Effect: this deck shipped without a stat-card scoreboard — the correction resurfaced before the mistake recurred.
preference / i-prefer · injected as prior
"no. i want interactive html demos, not mp4s, for all use cases."
Effect: the series' whole format — interactive HTML decks, not videos — matches a preference stated months earlier in a different project.

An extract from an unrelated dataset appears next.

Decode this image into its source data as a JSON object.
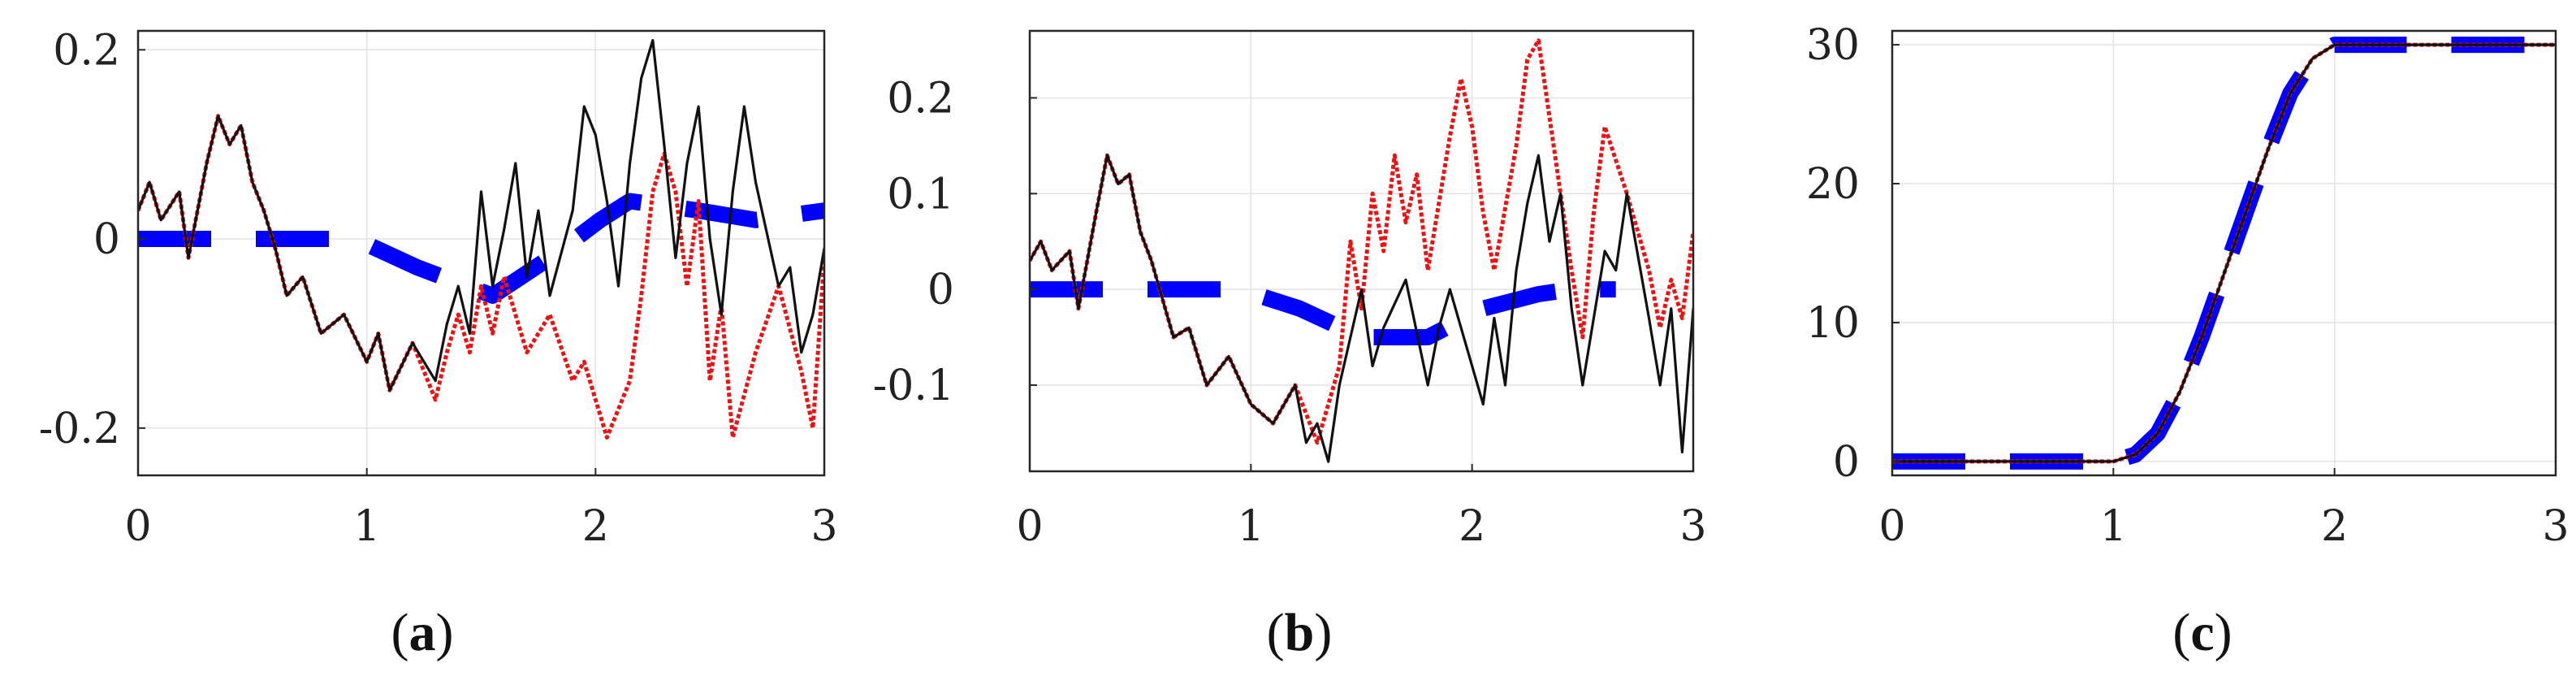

The stack also carries a quantitative voice card — median sentence length 12 words, hedge rate 11.9%, cheerleading rate 1.4% — so "write it the way I would" is a measured target, not a vibe. The standing rule: priors, never commands. The live conversation always wins.
06 YIELD 3 · GRADES
Each ingested session gets scored — instruction compliance, thrash ratio, session shape, commits produced. The distribution, straight from the database:
What the shapes say
The most common productive shape is research-then-build (382 sessions, 5.4 commits on average). But the data resists a tidy story: extended-discussion sessions average more commits (6.1) — long conversations aren't waste when they're converging on something.
Where the lessons live
The 126 D and F sessions are the valuable ones — high-thrash transcripts are where corrections, tool misuse, and abandoned work concentrate. Grading isn't a report card; it's an index into which transcripts to mine next.
07 THE LOOP
This isn't hypothetical — the loop produced the thing you're reading. This demo series' roadmap was selected by mining this corpus. Demo 03's numbers were re-derived by a fresh mining run during authoring. The voice stack regenerated the same day. The corpus is upstream of everything on this site.
08 HONEST LIMITS
The scrub gate is mandatory
Sessions contain everything ever typed: client names, private paths, the occasional secret pasted in error. Nothing mined goes public without a sanitization pass. This deck went through one — some of the corpus's best stories stayed behind because of it.
Mined signals are hypotheses
Regex over transcripts is crude. During this series' research, one suggested pattern — a supposedly recurring creative workflow — turned out to be mostly false positives on closer verification. Mined claims get re-derived before they're repeated. Same discipline as any other source.
The stack is frozen in time
A prior distilled from last month can contradict what you want today. The rule baked into the stack's own preamble: if the live conversation contradicts a stored signal, trust the conversation. Preferences evolve; the corpus lags.
09 YOUR VERSION OF THIS
If you never touch code
Your correction history is the most valuable thing you produce with an AI. When you correct the same thing twice, save the correction somewhere the next session will see it — that's the whole loop, manually.
If you're technical
Your agent's transcripts are on disk right now. Grep them for your own name-brand waste — repeated commands, re-reads, re-built scripts — before building anything. One counted number beats a platform.
If you build systems
Mine user turns and agent actions separately — corrections become priors, actions become audits. Make the miner durable with an extend-don't-re-fork rule, and gate every public output behind a scrub pass.